To add to her discontent over that expensive device, she must pay almost $200 every year for a city inspection of it. So far, she said, the grease trap has yet to produce any grease for the inspectors. “They never take out a cup,” she said. Reno environmental control supervisor Ryan Bird said he couldn’t speak to the particulars of Zagol, but he has never seen a restaurant that doesn’t produce grease. “Anything is possible, but a restaurant that prepares food, washes dishes, and does all the other things normally produces grease,” he said. The Reno Municipal Code section, 12.16.565, that covers the required grease traps does not distinguish between restaurants that use grease and those that don’t. Given the nature of U.S. food, it is likely no one envisioned a greaseless restaurant when the section was written.

The lack of grease in an Ethiopian kitchen also leads to Yenenh’s displeasure over twice-a-year, 23-point, $299-a-pop kitchen inspections that have been described to her as fire inspections.

Then the letter from the state arrived, imposing a $1,000 fine on her for not carrying workers’ injury insurance.
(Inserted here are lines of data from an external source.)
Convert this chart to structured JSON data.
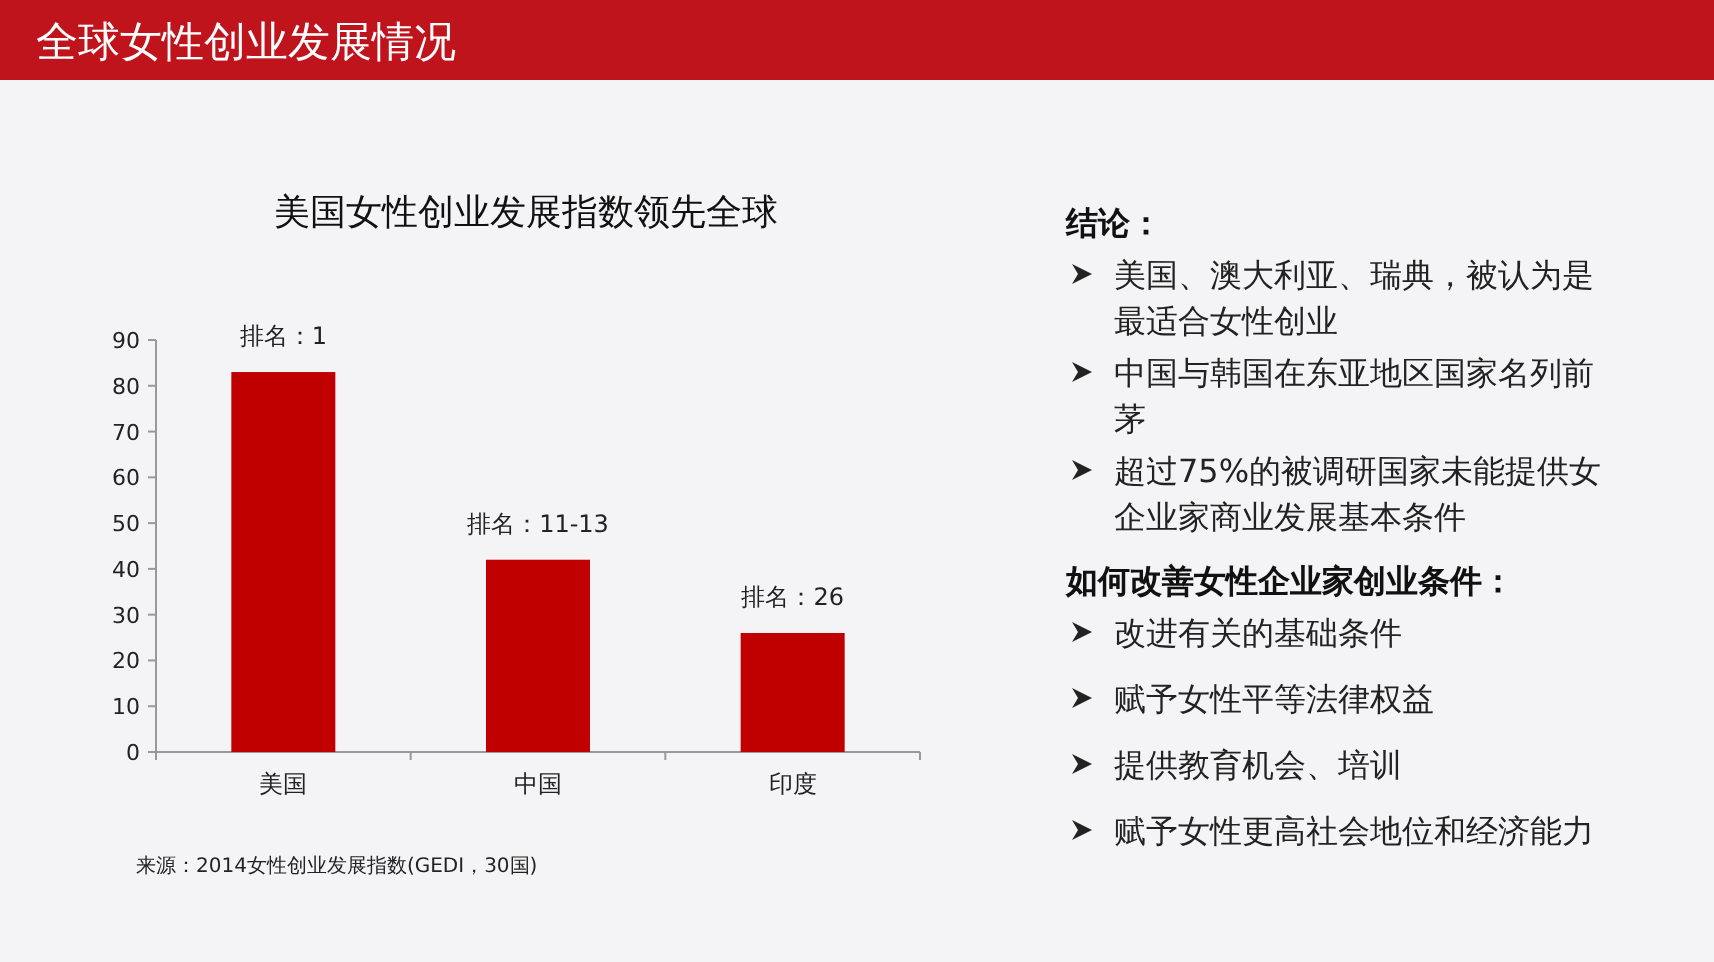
{
  "chart_data": [
    {
      "type": "bar",
      "title": "全球女性创业发展情况",
      "subtitle": "美国女性创业发展指数领先全球",
      "categories": [
        "美国",
        "中国",
        "印度"
      ],
      "values": [
        83,
        42,
        26
      ],
      "color": "#c00000",
      "ylim": [
        0,
        90
      ],
      "yticks": [
        0,
        10,
        20,
        30,
        40,
        50,
        60,
        70,
        80,
        90
      ],
      "grid": false,
      "annotations": [
        {
          "text": "排名：1",
          "x": "美国",
          "y": 83
        },
        {
          "text": "排名：11-13",
          "x": "中国",
          "y": 42
        },
        {
          "text": "排名：26",
          "x": "印度",
          "y": 26
        },
        "来源：2014女性创业发展指数(GEDI，30国)"
      ]
    },
    {
      "type": "other",
      "title": "结论：",
      "annotations": [
        "美国、澳大利亚、瑞典，被认为是最适合女性创业",
        "中国与韩国在东亚地区国家名列前茅",
        "超过75%的被调研国家未能提供女企业家商业发展基本条件"
      ]
    },
    {
      "type": "other",
      "title": "如何改善女性企业家创业条件：",
      "annotations": [
        "改进有关的基础条件",
        "赋予女性平等法律权益",
        "提供教育机会、培训",
        "赋予女性更高社会地位和经济能力"
      ]
    }
  ]
}
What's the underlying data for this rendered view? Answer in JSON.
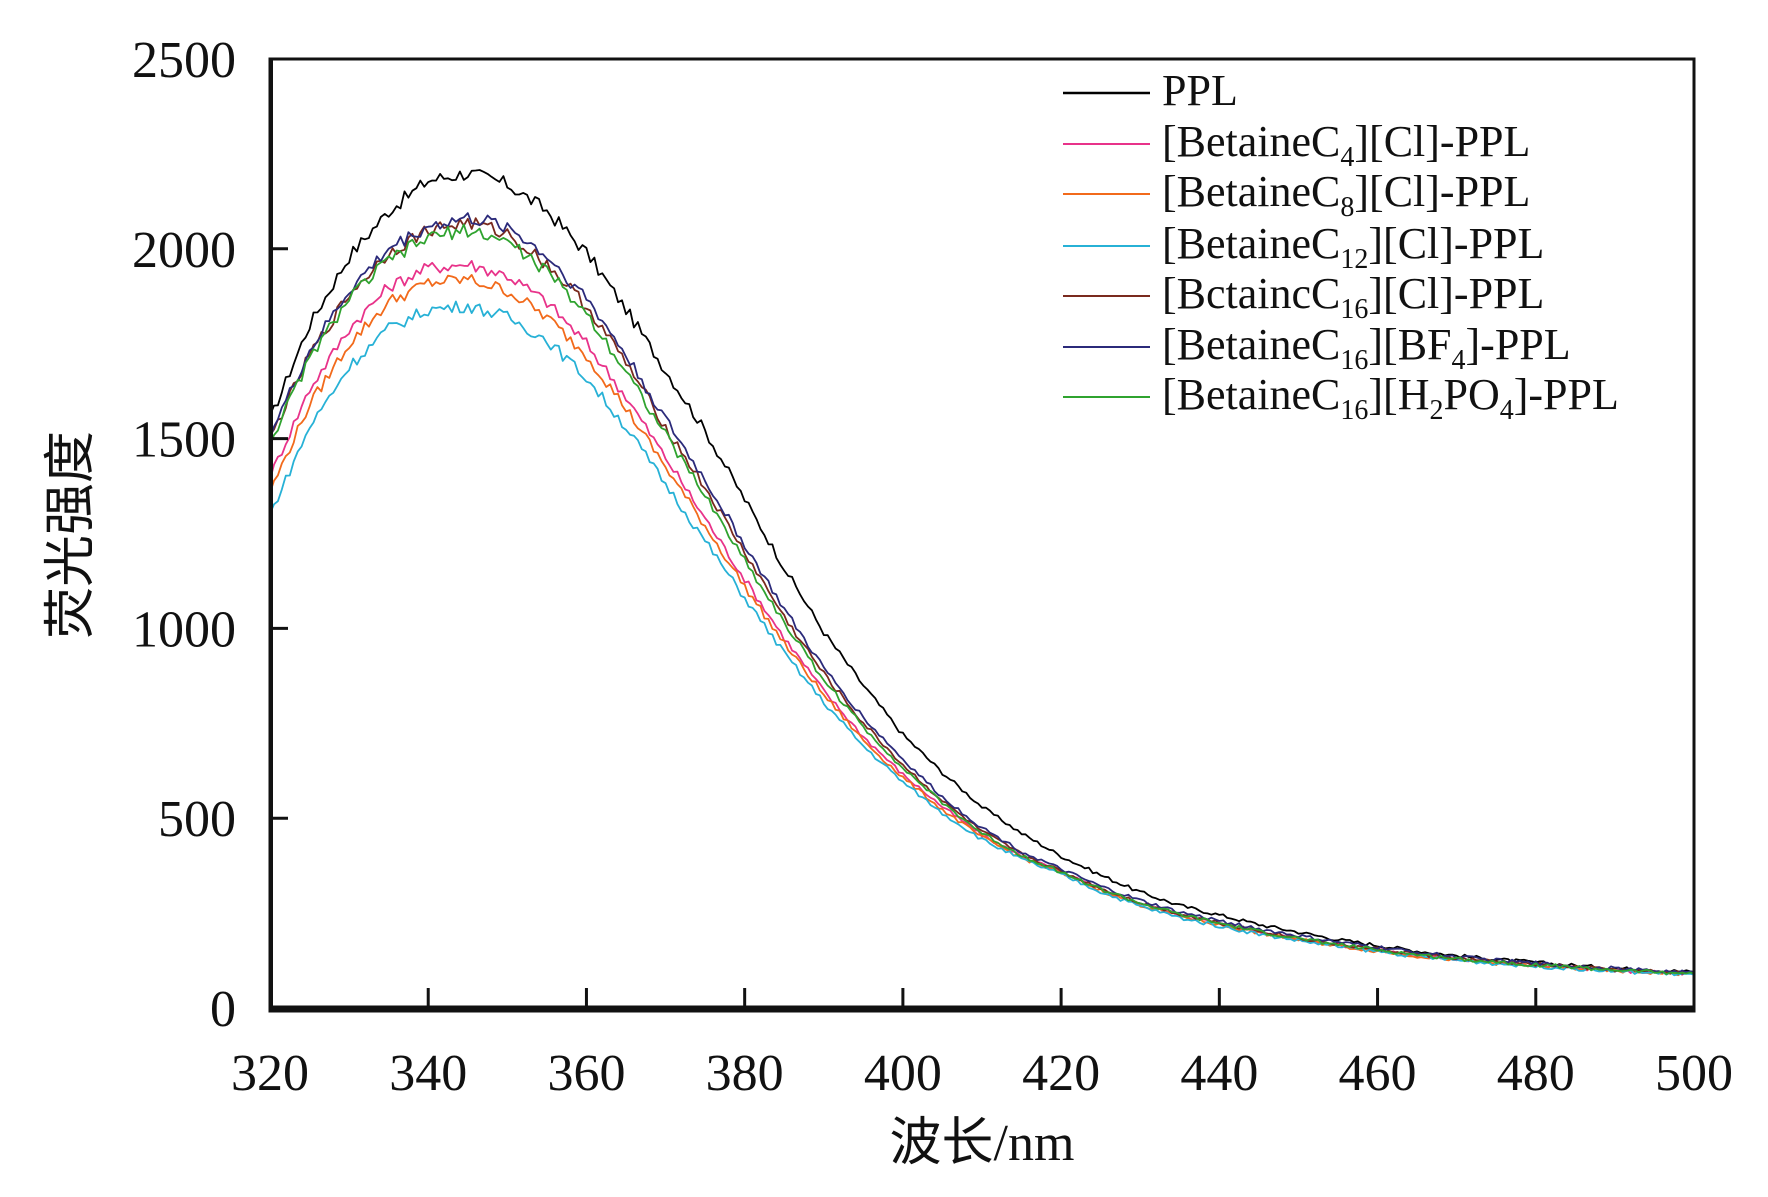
{
  "chart_data": {
    "type": "line",
    "title": "",
    "xlabel": "波长/nm",
    "ylabel": "荧光强度",
    "xlim": [
      320,
      500
    ],
    "ylim": [
      0,
      2500
    ],
    "xticks": [
      "320",
      "340",
      "360",
      "380",
      "400",
      "420",
      "440",
      "460",
      "480",
      "500"
    ],
    "yticks": [
      "0",
      "500",
      "1000",
      "1500",
      "2000",
      "2500"
    ],
    "grid": false,
    "legend_position": "top-right",
    "x": [
      320,
      325,
      330,
      335,
      340,
      345,
      350,
      355,
      360,
      365,
      370,
      375,
      380,
      385,
      390,
      395,
      400,
      405,
      410,
      415,
      420,
      425,
      430,
      435,
      440,
      445,
      450,
      455,
      460,
      465,
      470,
      475,
      480,
      485,
      490,
      495,
      500
    ],
    "series": [
      {
        "name": "PPL",
        "label_parts": [
          {
            "t": "PPL"
          }
        ],
        "color": "#000000",
        "values": [
          1550,
          1800,
          1980,
          2100,
          2180,
          2200,
          2170,
          2100,
          1990,
          1840,
          1680,
          1520,
          1340,
          1160,
          990,
          850,
          720,
          620,
          530,
          460,
          400,
          350,
          305,
          270,
          245,
          220,
          200,
          180,
          165,
          150,
          138,
          128,
          120,
          112,
          105,
          100,
          95
        ]
      },
      {
        "name": "[BetaineC4][Cl]-PPL",
        "label_parts": [
          {
            "t": "[BetaineC"
          },
          {
            "t": "4",
            "sub": true
          },
          {
            "t": "][Cl]-PPL"
          }
        ],
        "color": "#e8338a",
        "values": [
          1400,
          1630,
          1790,
          1900,
          1950,
          1960,
          1930,
          1860,
          1750,
          1610,
          1450,
          1290,
          1130,
          975,
          835,
          715,
          615,
          530,
          455,
          400,
          358,
          312,
          275,
          245,
          222,
          200,
          182,
          166,
          152,
          139,
          129,
          120,
          113,
          106,
          99,
          94,
          90
        ]
      },
      {
        "name": "[BetaineC8][Cl]-PPL",
        "label_parts": [
          {
            "t": "[BetaineC"
          },
          {
            "t": "8",
            "sub": true
          },
          {
            "t": "][Cl]-PPL"
          }
        ],
        "color": "#f26a1b",
        "values": [
          1360,
          1590,
          1750,
          1860,
          1910,
          1920,
          1890,
          1820,
          1720,
          1580,
          1425,
          1270,
          1110,
          960,
          825,
          705,
          607,
          522,
          450,
          396,
          355,
          310,
          272,
          242,
          219,
          198,
          180,
          164,
          150,
          137,
          127,
          118,
          111,
          104,
          98,
          93,
          89
        ]
      },
      {
        "name": "[BetaineC12][Cl]-PPL",
        "label_parts": [
          {
            "t": "[BetaineC"
          },
          {
            "t": "12",
            "sub": true
          },
          {
            "t": "][Cl]-PPL"
          }
        ],
        "color": "#27b1d6",
        "values": [
          1300,
          1530,
          1690,
          1790,
          1840,
          1850,
          1820,
          1760,
          1660,
          1530,
          1380,
          1230,
          1080,
          935,
          805,
          690,
          595,
          513,
          444,
          392,
          352,
          306,
          268,
          238,
          216,
          195,
          178,
          162,
          149,
          136,
          126,
          117,
          110,
          103,
          97,
          92,
          88
        ]
      },
      {
        "name": "[BctaincC16][Cl]-PPL",
        "label_parts": [
          {
            "t": "[BctaincC"
          },
          {
            "t": "16",
            "sub": true
          },
          {
            "t": "][Cl]-PPL"
          }
        ],
        "color": "#7a2a1e",
        "values": [
          1500,
          1720,
          1880,
          1990,
          2050,
          2070,
          2040,
          1960,
          1850,
          1700,
          1530,
          1370,
          1200,
          1030,
          880,
          750,
          640,
          545,
          465,
          405,
          360,
          315,
          278,
          248,
          225,
          203,
          185,
          168,
          155,
          142,
          131,
          122,
          115,
          108,
          101,
          96,
          92
        ]
      },
      {
        "name": "[BetaineC16][BF4]-PPL",
        "label_parts": [
          {
            "t": "[BetaineC"
          },
          {
            "t": "16",
            "sub": true
          },
          {
            "t": "][BF"
          },
          {
            "t": "4",
            "sub": true
          },
          {
            "t": "]-PPL"
          }
        ],
        "color": "#2b2a7a",
        "values": [
          1510,
          1730,
          1890,
          2000,
          2060,
          2080,
          2060,
          1980,
          1870,
          1720,
          1550,
          1390,
          1220,
          1050,
          895,
          765,
          655,
          555,
          475,
          412,
          365,
          320,
          283,
          252,
          230,
          208,
          190,
          173,
          160,
          147,
          135,
          126,
          118,
          110,
          104,
          98,
          94
        ]
      },
      {
        "name": "[BetaineC16][H2PO4]-PPL",
        "label_parts": [
          {
            "t": "[BetaineC"
          },
          {
            "t": "16",
            "sub": true
          },
          {
            "t": "][H"
          },
          {
            "t": "2",
            "sub": true
          },
          {
            "t": "PO"
          },
          {
            "t": "4",
            "sub": true
          },
          {
            "t": "]-PPL"
          }
        ],
        "color": "#2fa32f",
        "values": [
          1490,
          1710,
          1870,
          1970,
          2030,
          2050,
          2020,
          1940,
          1830,
          1680,
          1510,
          1350,
          1180,
          1015,
          865,
          740,
          632,
          540,
          460,
          402,
          358,
          313,
          276,
          246,
          223,
          201,
          183,
          167,
          153,
          140,
          130,
          121,
          114,
          107,
          100,
          95,
          91
        ]
      }
    ]
  }
}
She says she has never been without the insurance, and the attorney she used was supposed to have informed the state.

Yehenh said these kinds of nuisances are proving to be a drag on the business. Money used on them can’t be used on other purposes—expansion or advertising, say. And time spent on them can’t be spent on the business.

“Instead of helping us so we can grow and hire more people they just pound us so I don’t go anywhere,” she said. Her business has become popular among upscale residents who normally don’t frequent the area.

The dispute also says something about priorities in Nevada. During the 2008 scandal over patients who contracted hepatitis at a medical clinic in Clark County, it was reported that such clinics are inspected only every three years—and the particular clinic at issue had not been inspected in seven years. But the grease traps get inspected annually.